Miller, quien fue enviado por el secretario de Defensa norteamericano, Donald Rumsfeld, para poner en marcha los interrogatorios en Abu Ghraib, se pasó diez días reuniéndose con oficiales de inteligencia. Miller se había desempeñado como comandante de la prisión de Guantánamo, donde algunos “combatientes enemigos” ya estaban siendo sujetos a duras técnicas de interrogatorio, incluyendo el uso de perros adiestrados para asustar a prisioneros. Según el coronel Thomas Pappas, que estuvo al mando de la brigada de inteligencia militar en Abu Ghraib, Miller habló con él acerca de la utilización de perros durante los interrogatorios: “Dijo que usaban perros militarmente adiestrados, y que éstos eran muy efectivos para crear una atmósfera en medio de la cual era posible obtener información”.
La brigadier general Janis Karpinski, que estaba a cargo de todas las prisiones militares en Irak, le dijo a Rolling Stone que Miller hablaba de “guantanamizar los interrogatorios” [en referencia a la prisión de Guantánamo, que albergó a prisioneros talibanes y miembros de la organización terrorista Al-Qaeda, construida por el presidente Bush en la base naval norteamericana durante la guerra de Afganistán]. Según ese testimonio, Miller se jactaba de que en la cárcel por él dirigida se trataba a los prisioneros “como perros, porque no hay que dejar que ellos estén al mando de la situación”.

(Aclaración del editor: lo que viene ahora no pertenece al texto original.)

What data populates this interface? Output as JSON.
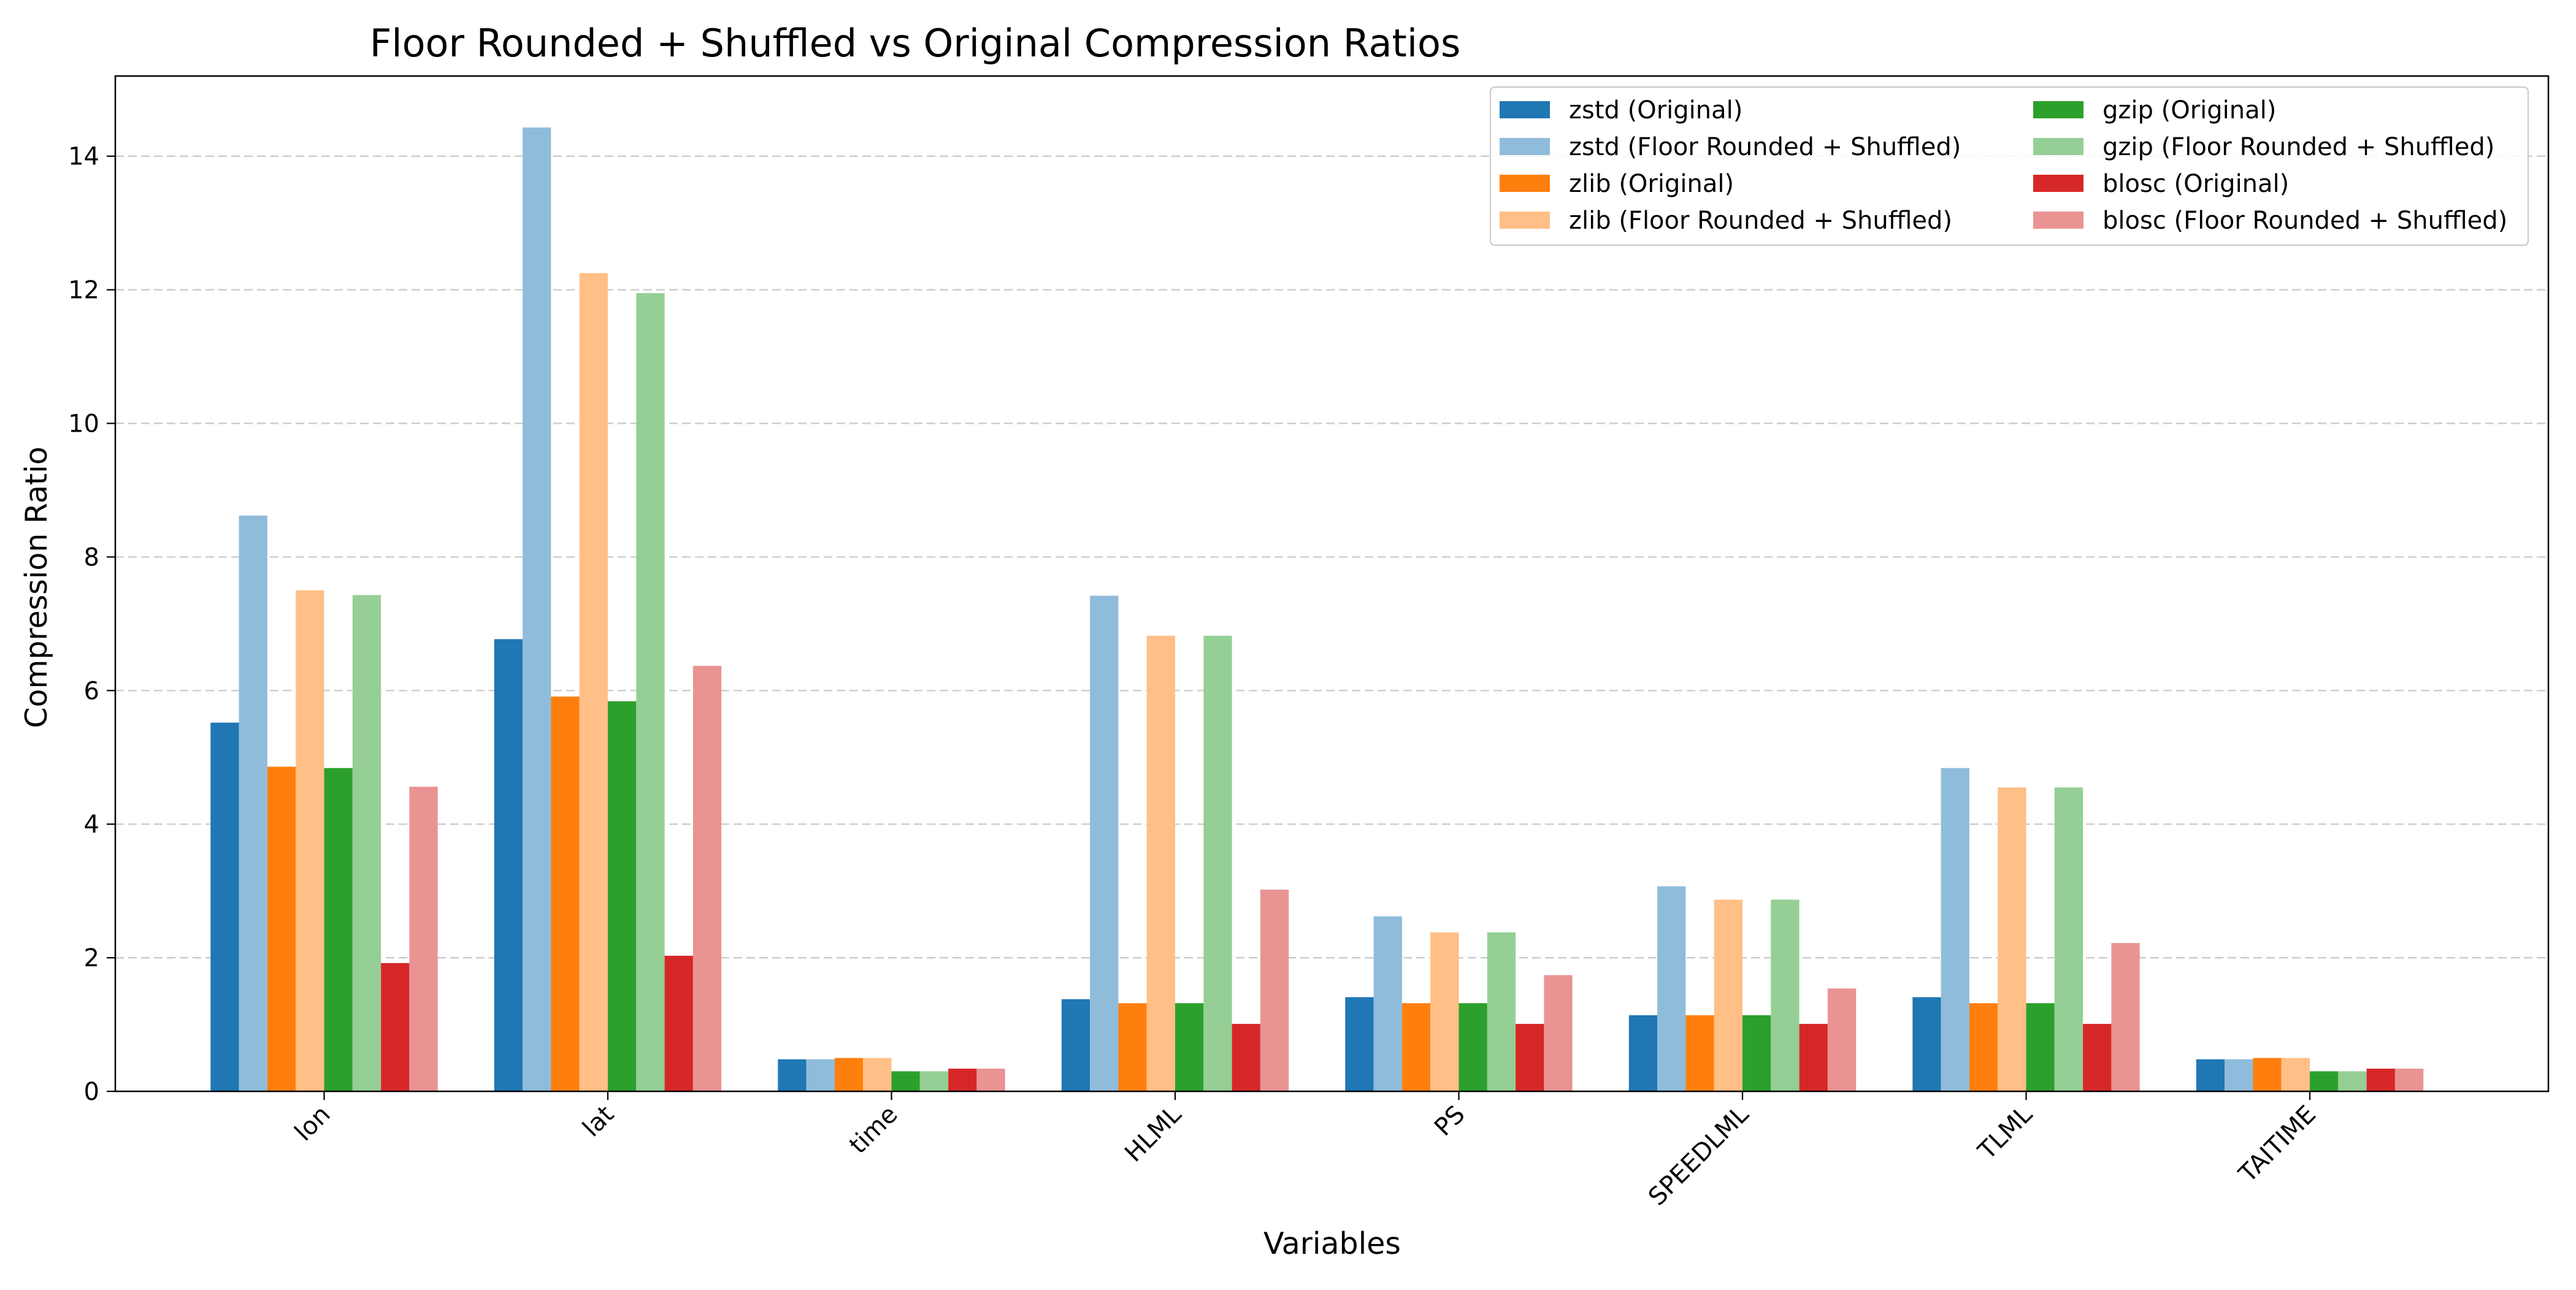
{
  "chart_data": {
    "type": "bar",
    "title": "Floor Rounded + Shuffled vs Original Compression Ratios",
    "xlabel": "Variables",
    "ylabel": "Compression Ratio",
    "ylim": [
      0,
      15.2
    ],
    "yticks": [
      0,
      2,
      4,
      6,
      8,
      10,
      12,
      14
    ],
    "grid": "y-dashed",
    "legend_position": "top-right",
    "legend_columns": 2,
    "categories": [
      "lon",
      "lat",
      "time",
      "HLML",
      "PS",
      "SPEEDLML",
      "TLML",
      "TAITIME"
    ],
    "series": [
      {
        "name": "zstd (Original)",
        "color": "#1f77b4",
        "values": [
          5.52,
          6.77,
          0.48,
          1.38,
          1.41,
          1.14,
          1.41,
          0.48
        ]
      },
      {
        "name": "zstd (Floor Rounded + Shuffled)",
        "color": "#90bcdb",
        "values": [
          8.62,
          14.43,
          0.48,
          7.42,
          2.62,
          3.07,
          4.84,
          0.48
        ]
      },
      {
        "name": "zlib (Original)",
        "color": "#ff7f0e",
        "values": [
          4.86,
          5.91,
          0.5,
          1.32,
          1.32,
          1.14,
          1.32,
          0.5
        ]
      },
      {
        "name": "zlib (Floor Rounded + Shuffled)",
        "color": "#ffbf86",
        "values": [
          7.5,
          12.25,
          0.5,
          6.82,
          2.38,
          2.87,
          4.55,
          0.5
        ]
      },
      {
        "name": "gzip (Original)",
        "color": "#2ca02c",
        "values": [
          4.84,
          5.84,
          0.3,
          1.32,
          1.32,
          1.14,
          1.32,
          0.3
        ]
      },
      {
        "name": "gzip (Floor Rounded + Shuffled)",
        "color": "#95cf95",
        "values": [
          7.43,
          11.95,
          0.3,
          6.82,
          2.38,
          2.87,
          4.55,
          0.3
        ]
      },
      {
        "name": "blosc (Original)",
        "color": "#d62728",
        "values": [
          1.92,
          2.03,
          0.34,
          1.01,
          1.01,
          1.01,
          1.01,
          0.34
        ]
      },
      {
        "name": "blosc (Floor Rounded + Shuffled)",
        "color": "#ea9393",
        "values": [
          4.56,
          6.37,
          0.34,
          3.02,
          1.74,
          1.54,
          2.22,
          0.34
        ]
      }
    ]
  }
}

Miller lo negó. Pero su plan para “explotar rápidamente a los detenidos en función de las necesidades de la inteligencia” fue rápidamente adoptado en Abu Ghraib. Entre los documentos clasificados se encuentra una presentación en diapositivas de las nuevas “Reglas para Interrogatorios”, en las que se especifica que los soldados, con la correspondiente aprobación, pueden someter a los prisioneros a manipulaciones de su dieta, a privaciones del sueño, a posiciones humillantes y a la presencia de perros entrenados. Hay por lo menos un caso documentado de un prisionero mordido por un perro.
La mayoría de los policías militares acusados de incurrir en estos excesos declaran que los oficiales de inteligencia los instaron a “ablandar a los prisioneros” antes de los interrogatorios. “La inteligencia militar quería que hablaran”, dice Sabrina Harman, integrante de las fuerzas especiales. Y agrega que le indicaron que mantuviera despiertos a los detenidos.
Los documentos reservados también demuestran que los oficiales de inteligencia de Abu Ghraib se sentían presionados a obtener resultados. El teniente coronel Jordan le dijo a Taguba: “Un par de veces me dijeron que algunos informes eran leídos por Rumsfeld y por tipos de muy alto nivel en Langley [la sede de la cia]”.
En mayo, luego de que algunas fotos de escenas de tortura llegaran a las primeras planas de los diarios de todo el mundo, Rumsfeld declaró que tomaría “todas las medidas necesarias” para asegurarse de que esos abusos “no vuelvan a ocurrir”. Pero el secretario de Defensa ya les ha enviado una clara señal a los comandantes en Irak acerca de su posición sobre los interrogatorios a prisioneros. En abril, Rumsfeld envió al general Miller de Guantánamo a Bagdad, poniéndolo a cargo de todas las prisiones militares de Irak. En lugar de someter a juicio al hombre que había pergeñado el plan para someter a los prisioneros de Abu Ghraib a abusos y torturas, lo puso a cargo de esa prisión.
“Señores y señoras, esto ha cambiado”, le dijo Miller a la prensa tras asumir el mando. “Confíen en nosotros. Estamos haciendo lo correcto.”